8 thoughts on “782. The Past and the Furious

  1. I don’t know if anybody here remembers Harvey Beaks’ weird Steampunks two-parter, but this special felt a lot like that.

    It made about as little sense as that, too.

  2. Not sure this had to be an alternate timeline. Isn’t the very premise of The Simpsons that Springfield represents the mundane crumminess of life? Burns is already polluting it to pieces. Obviously time travel makes this episode non-canon, but if you’re going to go full alternate realities on this, you might as well go big.

    1. That’s why it took so long for it to register to me that this is an “alternate reality.” Springfield is already a huge dump! They’ve done plenty of episodes about it. Hell, the MOVIE is all about that fact.

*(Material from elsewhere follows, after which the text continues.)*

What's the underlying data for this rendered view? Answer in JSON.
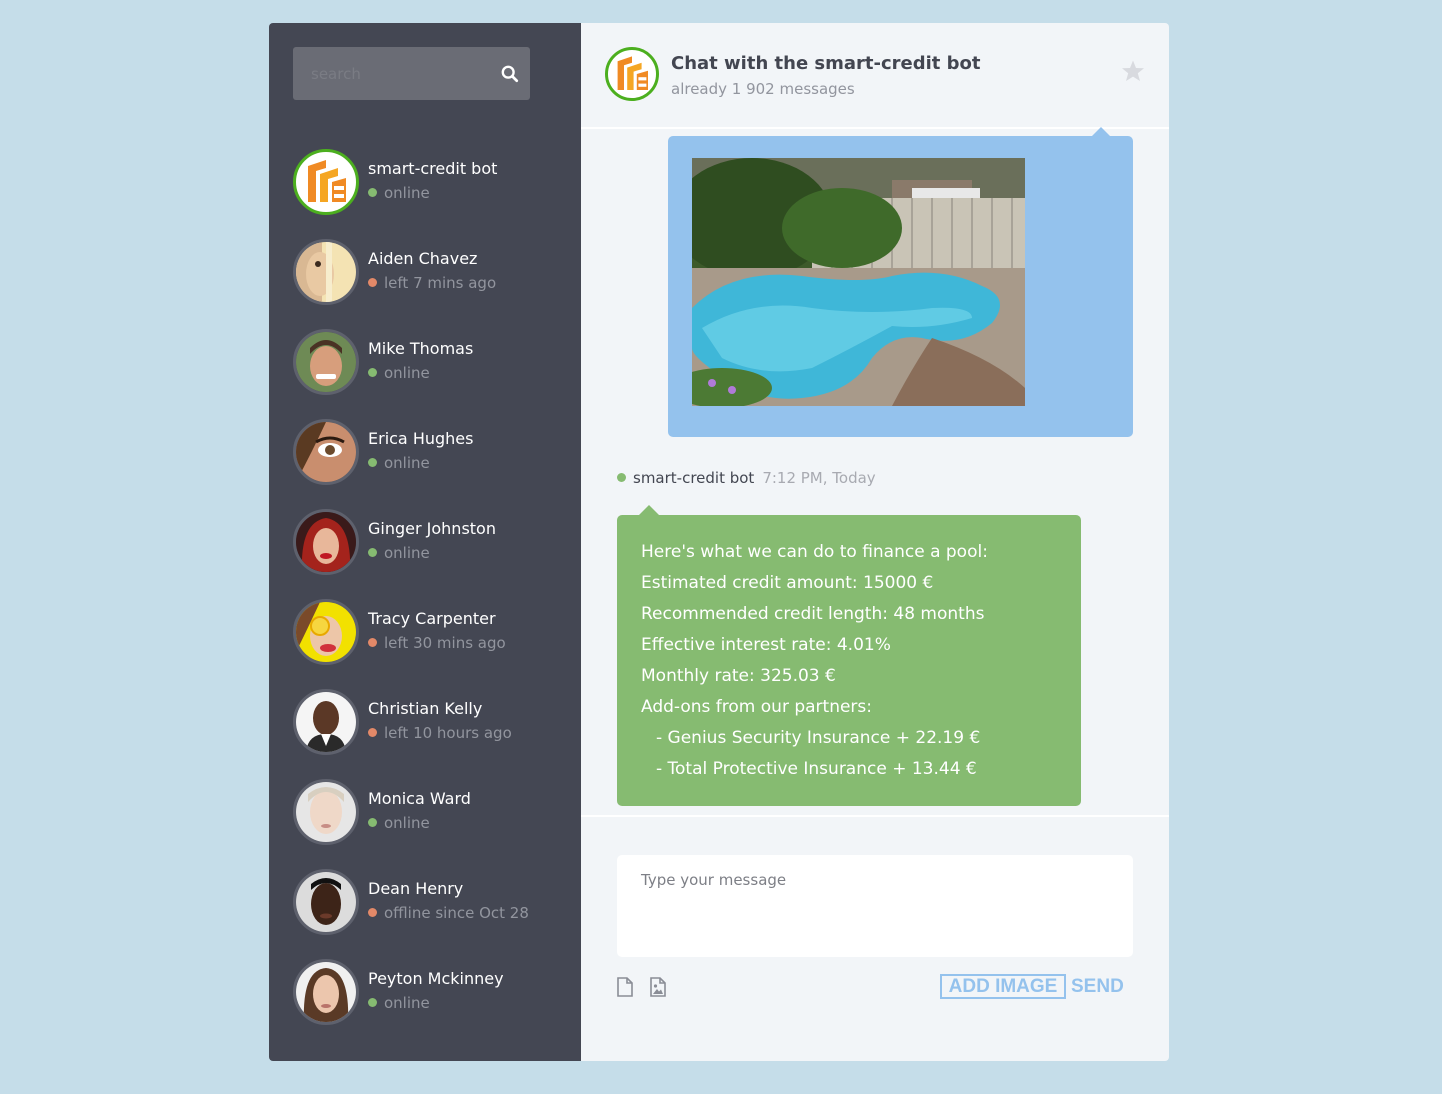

      1. I wonder if the writers still see Springfield as a dumpy place these days, what with The Simpsons’ lives seeming like more of a desirable dream now than a shitty reality, and the series in general being more idealistic and positive now.

  3. The deal to have 4 production episodes every season be exclusives for Disney+ was made at the renewal of seasons 35 and 36. Behind the scenes rumors have been this came to be, because FOX wants to slowly lower the amount of Simpsons episodes produced for airing on FOX due to costs. Disney likes to have The Simpsons on Disney+ however, and offered to fully pay – including everybody’s royalties – for 4 episodes a season as exclusives. Upcoming seasons might see this amount grow closer to a 50/50 split of episodes premiering on FOX and Disney+.

  4. If you’re doing an Elseworlds type episode that already has no bearing to the existing show, you would think they’d avoid the status quo ending. The idea that every reality of the Simpsons must reset to the standard makes for uncreative writing.

  5. You mentioning this being a D+ exclusive makes me wonder, Are you ever gonna review those godawful Simpsons Disney Plus shorts that exist solely for corporate synergy? Or are those too painful even for you? If so I don’t blame you.